Per molti, la rete è una enorme enciclopedia all’interno della quale è possibile trovare in modo semplice e diretto qualunque risposta ad ogni problema che ci venga posto. “Basta cercare” e si trova tutto. Questa visione è l’apoteosi del pattern matching. Non serve studiare o analizzare in modo critico fatti, concetti, dati. Basta formulare la domanda giusta e si ottiene immediatamente la risposta desiderata.

Secondo questa logica si è sviluppata la piaga del “cut & paste” compulsivo e cieco, che estrae pezzi di testi, grafici, diagrammi, spesso completamente decontestualizzati o dall’origine incerta, e ne fa fonte inoppugnabile a sostegno di questa o quella posizione. Il dialogo sui social network è spesso ridotto a una contrapposizione cieca di screen shot o di link che rimandano a documenti dei quali si è a mala pena letto il titolo o dal quale si sono estratte (pezzi di) frasi che vengono strumentalmente utilizzate a sostegno del proprio ragionamento.

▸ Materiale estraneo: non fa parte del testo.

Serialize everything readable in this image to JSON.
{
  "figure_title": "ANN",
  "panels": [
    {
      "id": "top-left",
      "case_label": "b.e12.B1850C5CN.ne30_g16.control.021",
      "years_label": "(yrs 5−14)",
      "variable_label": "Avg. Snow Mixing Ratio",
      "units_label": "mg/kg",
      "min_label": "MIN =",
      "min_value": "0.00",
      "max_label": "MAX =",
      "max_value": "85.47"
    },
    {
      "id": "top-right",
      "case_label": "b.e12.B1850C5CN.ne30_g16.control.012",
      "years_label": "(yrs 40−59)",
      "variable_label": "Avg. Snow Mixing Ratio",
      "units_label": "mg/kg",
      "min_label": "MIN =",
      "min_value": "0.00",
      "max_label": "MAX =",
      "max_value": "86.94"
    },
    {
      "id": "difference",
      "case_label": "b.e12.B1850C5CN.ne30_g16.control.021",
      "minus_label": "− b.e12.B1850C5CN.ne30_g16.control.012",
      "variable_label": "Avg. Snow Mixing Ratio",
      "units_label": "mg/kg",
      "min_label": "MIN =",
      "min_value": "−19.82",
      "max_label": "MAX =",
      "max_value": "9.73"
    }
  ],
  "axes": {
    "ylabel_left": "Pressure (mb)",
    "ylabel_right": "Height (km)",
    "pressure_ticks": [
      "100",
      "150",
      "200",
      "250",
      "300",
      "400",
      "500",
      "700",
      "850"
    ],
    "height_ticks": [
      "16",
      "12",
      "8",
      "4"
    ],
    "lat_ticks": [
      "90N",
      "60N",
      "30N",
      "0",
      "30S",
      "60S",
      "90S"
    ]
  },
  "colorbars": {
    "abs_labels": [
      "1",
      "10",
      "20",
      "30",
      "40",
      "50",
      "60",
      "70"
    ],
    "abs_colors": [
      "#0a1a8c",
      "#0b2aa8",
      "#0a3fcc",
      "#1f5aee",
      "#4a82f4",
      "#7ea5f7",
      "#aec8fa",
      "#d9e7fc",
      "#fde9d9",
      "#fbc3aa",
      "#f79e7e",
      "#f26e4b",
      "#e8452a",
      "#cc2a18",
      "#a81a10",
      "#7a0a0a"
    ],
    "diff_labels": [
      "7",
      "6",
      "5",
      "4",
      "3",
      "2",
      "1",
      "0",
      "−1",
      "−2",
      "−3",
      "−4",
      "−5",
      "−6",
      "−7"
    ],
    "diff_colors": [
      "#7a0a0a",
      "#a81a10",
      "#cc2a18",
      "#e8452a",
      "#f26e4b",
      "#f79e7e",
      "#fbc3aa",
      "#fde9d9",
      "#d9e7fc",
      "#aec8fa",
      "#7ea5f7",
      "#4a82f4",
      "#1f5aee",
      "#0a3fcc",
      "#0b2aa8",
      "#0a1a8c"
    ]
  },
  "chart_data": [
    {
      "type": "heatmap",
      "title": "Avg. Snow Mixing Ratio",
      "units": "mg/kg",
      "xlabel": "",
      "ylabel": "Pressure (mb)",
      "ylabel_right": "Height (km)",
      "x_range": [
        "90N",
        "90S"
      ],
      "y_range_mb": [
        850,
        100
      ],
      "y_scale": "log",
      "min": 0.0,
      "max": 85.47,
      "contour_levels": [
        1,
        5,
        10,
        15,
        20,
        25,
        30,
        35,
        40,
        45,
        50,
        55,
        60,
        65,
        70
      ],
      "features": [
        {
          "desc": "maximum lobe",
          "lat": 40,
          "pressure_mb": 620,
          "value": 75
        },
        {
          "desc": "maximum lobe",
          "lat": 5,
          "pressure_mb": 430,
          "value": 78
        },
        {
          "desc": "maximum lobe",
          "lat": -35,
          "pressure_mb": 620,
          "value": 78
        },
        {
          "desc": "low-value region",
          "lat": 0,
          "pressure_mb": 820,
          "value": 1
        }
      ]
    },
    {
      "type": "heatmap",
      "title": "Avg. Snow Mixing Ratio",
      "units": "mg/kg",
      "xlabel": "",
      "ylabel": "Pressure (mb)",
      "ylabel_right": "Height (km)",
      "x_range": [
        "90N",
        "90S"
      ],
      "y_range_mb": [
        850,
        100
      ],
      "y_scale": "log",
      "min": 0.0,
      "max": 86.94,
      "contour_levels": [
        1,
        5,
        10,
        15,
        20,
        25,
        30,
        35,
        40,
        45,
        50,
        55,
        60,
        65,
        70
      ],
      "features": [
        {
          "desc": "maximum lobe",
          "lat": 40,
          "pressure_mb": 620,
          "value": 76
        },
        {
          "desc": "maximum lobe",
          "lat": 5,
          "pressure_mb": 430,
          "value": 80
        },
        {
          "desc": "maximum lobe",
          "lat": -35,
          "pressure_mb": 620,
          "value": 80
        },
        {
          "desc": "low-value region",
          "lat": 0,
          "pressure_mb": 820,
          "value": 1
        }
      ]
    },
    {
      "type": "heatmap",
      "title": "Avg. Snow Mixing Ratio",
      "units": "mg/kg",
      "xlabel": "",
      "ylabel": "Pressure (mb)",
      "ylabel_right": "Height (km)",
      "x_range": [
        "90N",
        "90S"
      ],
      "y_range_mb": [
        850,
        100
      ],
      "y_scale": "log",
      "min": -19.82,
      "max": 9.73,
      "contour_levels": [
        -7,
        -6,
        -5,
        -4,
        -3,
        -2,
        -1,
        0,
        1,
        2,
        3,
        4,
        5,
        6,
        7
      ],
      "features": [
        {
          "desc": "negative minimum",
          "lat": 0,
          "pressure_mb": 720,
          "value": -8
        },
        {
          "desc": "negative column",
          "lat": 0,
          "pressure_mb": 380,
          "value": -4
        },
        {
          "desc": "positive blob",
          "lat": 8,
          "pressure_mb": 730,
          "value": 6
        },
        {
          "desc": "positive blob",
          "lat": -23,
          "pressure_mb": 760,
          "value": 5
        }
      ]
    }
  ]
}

Non si studia, si cita il pezzo di testo o il grafico che ci permette di “aver ragione”. Si ignora la complessità dei problemi, dei contesti, delle condizioni al contorno, delle concause, della differenza tra ipotesi di lavoro e fatti, pur di aver un link o una frase o un diagramma che ”confermi in modo inoppugnabile la nostra posizione”. Si ignorano le caratteristiche e i limiti del metodo scientifico che si nutre dell’analisi critica e del confronto tra ipotesi contrastanti. Si immagina di poter saltare a piè pari anni di studio e di specializzazione grazie alla possibilità di selezionare al volo al frase o il motto che “ci dà ragione” e risponde al volo al nostro quesito o dubbio.

Qualche volta ho usato l’espressione “righellometria” per caratterizzare certe situazione che si osservano sui social network e che si collocano tra il ridicolo e il tragico: diagrammi relativi a complessi fenomeno economici o sociali vengono estesi tracciando linee a caso per sostenere questa o quella posizione, ignorando qualunque seria analisi statistica e economica. È il trionfo della “cultura del fai da te”, dell’illusione del ”saper ragionare“ a prescindere dalla reale conoscenza del contenuto sul quale si pretende o ci si illude di voler ragionare.

Questi fenomeni sono ulteriormente aggravati dal costituirsi di comunità sostanzialmente chiuse (“se non la pensi come me ti blocco”) dove certi approcci e convinzioni si autoalimentano in assenza di un vero e aperto contraddittorio e, anzi, in presenza di quella che i sociologici chiamano la logica di difesa del branco, che rassomiglia maggiormente al tifo da stadio che all’aperto confronto di idee. Drammaticamente, chi partecipa a queste dinamiche è convinto che l’avere a disposizione questi pezzi sparsi di “conoscenza”, confermati da tutti coloro con i quali ci si confronta (cioè ”tutti quelli che la pensano come me”), dia al proprio convincimento un radicamento e una forza che, al contrario, manca completamente. Non si usano dati e conoscenze per studiare un fenomeno: si utilizzano pezzi di testo e diagrammi per confortare e giustificare una posizione ideologica o, peggio, una credenza alla quale ci si sente attaccati. Si cercano pezze giustificative per ciò in cui si vuol credere. Esattamente l’opposto di quanto vorrebbero scienza e cultura. Esattamente l’opposto di quello che dovremmo e dobbiamo fare.

Ecco perché una moderna cittadinanza ai tempi del digitale richiede ancora più che in passato che si riscopra il senso più vero e profondo dello studiare.